The last few weeks have been busy, a funeral followed by working at a book festival interspersed with normal work with the now traditional skeleton staff and all the problems that brings with it. It's been exhausting but I think the worst is over now and I can work on getting back to something normal. 

I read Kathleen Jamie's Cairn a couple of weeks ago after getting an advance copy through work, it blew me away (though how publication date has worked around so quickly is frankly frightening). It's a slim book that could be read in a couple of hours, though that would not be the best way to approach it - this is one to dip in and out of and consider at pleasure. 


Jamie has collected her thoughts here - sometimes just a paragraph at a time, and used them to build a marker of turning 60. She considers grieving the loss of her parents, seeing her children embark on independent adult life, how the climate crisis has developed - it's been a recurring theme in her writing. How it feels to get older and a hundred other things. It's a contemplative little miracle of a book that came to me at exactly the point I needed to read it - 50 and caught up with my own grief. 

I have loved Jamies's writing since I discovered her (late) in 2012, I don't know if this is her best book - maybe not, but the right book at the right time is a powerful thing. There is a Shetland word - meid, that refers to prominent landmarks, such as a hilltop cairn, seen from the sea. Line up 2 or 3 of these and they tell you exactly where you are, and help you maintain a fixed point at sea - generally a favoured fishing spot. This summer Cairn, and Jen Hadfield's Storm Pegs are the literary equivalent of meid's for me. Between them I've found a place of calm in uncertain times.

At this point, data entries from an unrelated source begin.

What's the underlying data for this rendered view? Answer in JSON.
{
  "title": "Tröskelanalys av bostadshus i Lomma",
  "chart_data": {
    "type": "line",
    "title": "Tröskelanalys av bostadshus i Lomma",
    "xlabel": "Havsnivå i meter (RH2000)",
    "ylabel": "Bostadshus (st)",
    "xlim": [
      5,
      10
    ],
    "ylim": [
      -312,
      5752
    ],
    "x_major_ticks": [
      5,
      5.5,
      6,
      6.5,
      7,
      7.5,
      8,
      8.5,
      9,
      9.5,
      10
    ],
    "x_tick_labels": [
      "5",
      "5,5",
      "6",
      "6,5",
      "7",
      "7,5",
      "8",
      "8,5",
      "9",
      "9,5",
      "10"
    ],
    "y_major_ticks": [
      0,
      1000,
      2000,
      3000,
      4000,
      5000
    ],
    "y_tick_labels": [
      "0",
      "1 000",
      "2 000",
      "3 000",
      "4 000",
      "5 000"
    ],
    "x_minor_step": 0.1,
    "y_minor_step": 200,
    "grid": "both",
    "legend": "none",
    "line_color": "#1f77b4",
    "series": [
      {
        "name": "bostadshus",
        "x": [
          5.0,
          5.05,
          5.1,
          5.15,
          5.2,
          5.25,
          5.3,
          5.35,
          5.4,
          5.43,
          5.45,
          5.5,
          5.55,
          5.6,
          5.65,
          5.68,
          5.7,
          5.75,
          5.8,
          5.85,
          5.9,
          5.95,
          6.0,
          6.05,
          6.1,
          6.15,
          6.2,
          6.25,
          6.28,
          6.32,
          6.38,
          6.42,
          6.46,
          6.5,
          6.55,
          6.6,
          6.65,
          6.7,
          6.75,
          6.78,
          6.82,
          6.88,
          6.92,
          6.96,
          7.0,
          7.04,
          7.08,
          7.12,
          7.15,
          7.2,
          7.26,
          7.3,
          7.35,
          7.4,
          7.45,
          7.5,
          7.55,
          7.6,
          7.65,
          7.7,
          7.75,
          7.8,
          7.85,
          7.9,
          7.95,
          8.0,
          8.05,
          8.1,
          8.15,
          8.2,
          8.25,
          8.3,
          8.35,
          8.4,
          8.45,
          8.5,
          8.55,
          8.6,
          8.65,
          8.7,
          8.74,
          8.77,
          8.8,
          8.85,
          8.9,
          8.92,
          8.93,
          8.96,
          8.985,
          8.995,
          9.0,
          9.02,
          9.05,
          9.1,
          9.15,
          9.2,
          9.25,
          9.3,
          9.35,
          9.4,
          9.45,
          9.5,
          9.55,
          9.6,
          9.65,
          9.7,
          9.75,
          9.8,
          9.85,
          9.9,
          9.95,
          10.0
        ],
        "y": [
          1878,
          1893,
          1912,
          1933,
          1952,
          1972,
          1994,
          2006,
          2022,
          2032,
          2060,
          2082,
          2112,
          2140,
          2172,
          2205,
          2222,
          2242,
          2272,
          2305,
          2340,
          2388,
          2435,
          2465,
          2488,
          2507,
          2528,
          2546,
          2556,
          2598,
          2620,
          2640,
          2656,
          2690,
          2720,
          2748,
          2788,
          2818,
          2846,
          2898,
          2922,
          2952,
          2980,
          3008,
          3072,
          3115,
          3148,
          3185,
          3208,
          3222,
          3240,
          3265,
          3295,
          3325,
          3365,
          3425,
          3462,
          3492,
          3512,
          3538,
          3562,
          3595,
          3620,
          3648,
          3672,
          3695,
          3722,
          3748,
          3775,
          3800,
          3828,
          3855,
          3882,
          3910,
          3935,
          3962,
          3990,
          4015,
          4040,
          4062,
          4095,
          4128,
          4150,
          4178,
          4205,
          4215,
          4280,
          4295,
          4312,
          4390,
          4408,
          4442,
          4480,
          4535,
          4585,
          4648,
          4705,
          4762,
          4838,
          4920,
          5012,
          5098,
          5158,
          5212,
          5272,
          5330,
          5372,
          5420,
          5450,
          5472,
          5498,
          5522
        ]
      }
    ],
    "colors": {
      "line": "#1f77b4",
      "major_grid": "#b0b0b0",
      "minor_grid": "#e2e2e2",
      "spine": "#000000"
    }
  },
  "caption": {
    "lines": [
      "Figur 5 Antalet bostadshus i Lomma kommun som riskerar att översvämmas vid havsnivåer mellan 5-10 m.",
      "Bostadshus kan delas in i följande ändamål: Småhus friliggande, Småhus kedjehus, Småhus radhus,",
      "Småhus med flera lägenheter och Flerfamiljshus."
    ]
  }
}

I read somewhere that this book really pushes the line between poetry and prose - I take the point and can't really argue with it, but I might be more inclined to say that for Jamie here there is no line to blur or cross. Anyway, it's a beautiful, meditative, book that says much about the experience of being well into middle age without trying to impart any particular wisdom, and for that last point I'm especially grateful.